Gastroesophageal reflux disease is an ailment in which the sufferer feels a burning sensation near the upper abdomen. This sensation seems to be so close to the heart that people who are not healthcare professionals usually refer to it as heartburn. The organ that feels as if it is burning is actually the esophagus. Gastroesophageal reflux disease refers to the backflow, or reflux, of the contents of the stomach into the esophagus.
When people eat, food travels down the esophagus and into the stomach. Once the food has passed into the stomach, a muscle called the lower esophageal sphincter normally stays tightly contracted to prevent food from going back the way it came. In people who have gastroesophageal reflux disease, the lower esophageal sphincter fails to contract fully, and whatever is in the stomach backs up into the esophagus. This also includes the acids that the stomach secretes to break down foods into their raw materials for nutrition.
The acids that back up into the esophagus in people who suffer from gastroesophageal reflux disease are what cause the unpleasant burning sensation that many term heartburn. This is because the stomach acids begin to break down the protective inner lining of the esophagus. The stomach is able to withstand the highly corrosive acids that it secretes, but a healthy esophagus does not need the same protection because the lower esophageal sphincter is in place to prevent stomach acids from backing up into it.

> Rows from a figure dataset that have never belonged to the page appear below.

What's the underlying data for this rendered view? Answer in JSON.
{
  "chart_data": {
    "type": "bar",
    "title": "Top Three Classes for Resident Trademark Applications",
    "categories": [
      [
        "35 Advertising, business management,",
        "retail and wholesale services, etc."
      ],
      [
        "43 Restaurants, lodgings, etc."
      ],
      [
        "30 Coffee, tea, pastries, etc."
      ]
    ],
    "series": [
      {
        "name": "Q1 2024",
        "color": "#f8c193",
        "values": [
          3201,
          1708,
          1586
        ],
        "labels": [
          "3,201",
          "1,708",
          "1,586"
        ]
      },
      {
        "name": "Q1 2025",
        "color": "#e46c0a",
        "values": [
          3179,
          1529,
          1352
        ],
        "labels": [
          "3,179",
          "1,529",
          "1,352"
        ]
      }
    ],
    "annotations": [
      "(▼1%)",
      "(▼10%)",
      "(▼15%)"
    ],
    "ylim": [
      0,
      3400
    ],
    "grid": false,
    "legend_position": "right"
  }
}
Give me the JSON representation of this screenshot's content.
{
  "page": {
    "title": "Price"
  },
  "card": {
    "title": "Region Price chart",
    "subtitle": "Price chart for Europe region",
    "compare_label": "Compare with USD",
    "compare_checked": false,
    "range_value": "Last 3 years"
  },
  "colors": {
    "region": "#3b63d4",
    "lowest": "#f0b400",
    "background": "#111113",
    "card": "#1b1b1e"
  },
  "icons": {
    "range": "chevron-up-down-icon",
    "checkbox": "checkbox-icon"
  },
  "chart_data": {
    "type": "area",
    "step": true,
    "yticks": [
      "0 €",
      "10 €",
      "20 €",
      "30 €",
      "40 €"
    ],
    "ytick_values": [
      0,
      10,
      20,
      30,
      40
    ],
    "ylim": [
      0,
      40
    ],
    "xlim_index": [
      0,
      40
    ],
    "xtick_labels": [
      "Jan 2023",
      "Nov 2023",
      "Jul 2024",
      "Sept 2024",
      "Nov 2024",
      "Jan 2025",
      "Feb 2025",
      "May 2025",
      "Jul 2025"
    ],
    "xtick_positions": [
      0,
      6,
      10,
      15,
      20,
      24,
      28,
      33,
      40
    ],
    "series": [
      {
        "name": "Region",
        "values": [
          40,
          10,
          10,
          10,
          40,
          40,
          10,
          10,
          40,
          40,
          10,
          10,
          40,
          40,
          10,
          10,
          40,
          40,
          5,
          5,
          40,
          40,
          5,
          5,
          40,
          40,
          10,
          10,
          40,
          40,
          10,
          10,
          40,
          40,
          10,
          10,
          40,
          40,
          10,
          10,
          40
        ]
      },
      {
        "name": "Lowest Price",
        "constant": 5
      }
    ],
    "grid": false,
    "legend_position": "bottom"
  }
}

Lifestyle modification might be the first line of defense for people who have gastroesophageal reflux disease. These might include eating foods low in fat and spices, avoiding eating two hours before bed, and sleeping with the head of the bed elevated to prevent acid reflux with the aid of gravity. Research suggests that smoking might make the condition worse. All situations are different, and it is best for the patient to make note of which events trigger gastroesophageal reflux disease symptoms and avoid them.
There are mainly two types of medications that treat gastroesophageal reflux disease. The most conservative medicinal treatment is to take medication designed to neutralize the acid so that it does not have its normal corrosive effect. This is called an antacid. Another type of medication keeps the stomach from producing most of its acids. As of the year 2010, drugs called proton pump inhibitors are generally considered the most effective way to decrease stomach acid production.
If lifestyle modification and medication do not work, surgery might be necessary. The standard surgery for gastroesophageal reflux disease as of 2010 is called Nissen fundoplication. This operation makes the lower esophageal sphincter stronger by wrapping the upper part of the stomach around it. The sphincter is then able to close properly and prevent the reflux of the stomach contents.